At UC Berkeley, a series of lectures entitled “Physics for Future Presidents” is a popular course. Voted the best class at Berkeley, the class teaches all the physics necessary to be a successful president—or other leader. Topics include energy conservation, nuclear weapons, and global positioning systems, among other related concepts. Richard Muller designed the course and wrote the textbook for it. Muller was awarded the 2010 Phi Beta Kappa Excellence in Teaching Award for Northern California.

In his introduction to the textbook, Muller wrote “physics is the liberal arts of high technology. This course is based on several decades of experience I’ve had presenting tough scientific issues to top leaders in government and business. Students recognize the value of what they are learning, and are naturally motivated to do well. I teach them things that ordinary physics students don’t learn until after they earn their Ph.D.” Enrollment in the course grew virally by word, jumping from 34 students to over 500 in a few semesters.

A class offered at MIT titled “Kitchen Chemistry” explores the chemistry behind cooking techniques. The lab seems to be analogous to organic chemistry lab, with the added benefit of producing edible products. 

Numerous other interdisciplinary courses have popped up in different colleges across the nation, truly exemplifying the ideals of liberal arts education.
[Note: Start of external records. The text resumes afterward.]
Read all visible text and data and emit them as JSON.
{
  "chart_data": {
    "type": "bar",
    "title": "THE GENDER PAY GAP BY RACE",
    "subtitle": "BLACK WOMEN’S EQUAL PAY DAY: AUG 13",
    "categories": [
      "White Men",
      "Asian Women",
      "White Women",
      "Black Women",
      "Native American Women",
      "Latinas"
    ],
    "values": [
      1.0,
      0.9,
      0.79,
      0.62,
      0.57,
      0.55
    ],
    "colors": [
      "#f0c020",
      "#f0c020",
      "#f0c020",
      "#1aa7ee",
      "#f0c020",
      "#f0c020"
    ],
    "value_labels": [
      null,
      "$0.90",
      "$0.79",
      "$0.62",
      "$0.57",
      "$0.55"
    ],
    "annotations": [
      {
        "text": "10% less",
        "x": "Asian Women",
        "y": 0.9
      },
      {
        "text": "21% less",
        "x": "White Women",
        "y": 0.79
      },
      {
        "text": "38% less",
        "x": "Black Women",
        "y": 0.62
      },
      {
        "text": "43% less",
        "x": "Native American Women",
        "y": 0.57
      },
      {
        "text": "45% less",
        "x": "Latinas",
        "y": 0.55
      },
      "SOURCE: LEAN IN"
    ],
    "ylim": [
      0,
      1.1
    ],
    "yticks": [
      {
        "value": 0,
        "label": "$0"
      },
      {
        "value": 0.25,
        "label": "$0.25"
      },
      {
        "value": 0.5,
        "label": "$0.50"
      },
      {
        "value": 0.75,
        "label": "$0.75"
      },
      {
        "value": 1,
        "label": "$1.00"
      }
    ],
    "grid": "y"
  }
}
Many of these classes involve discussion of public figures, such as Miley Cyrus and Beyonce Knowles, in the context of sociological theories. The idea is that having these common and relevant examples will help support textbook theories and stimulate enthusiasm for the subject matter. Interdisciplinary courses, such as these, are expected to become a rapid trend in upcoming years.

Sama Imran Ilyas is a senior at the University of Florida. She was elected into Phi Beta Kappa in her junior year. The University of Florida is home to the Beta of Florida Chapter of Phi Beta Kappa.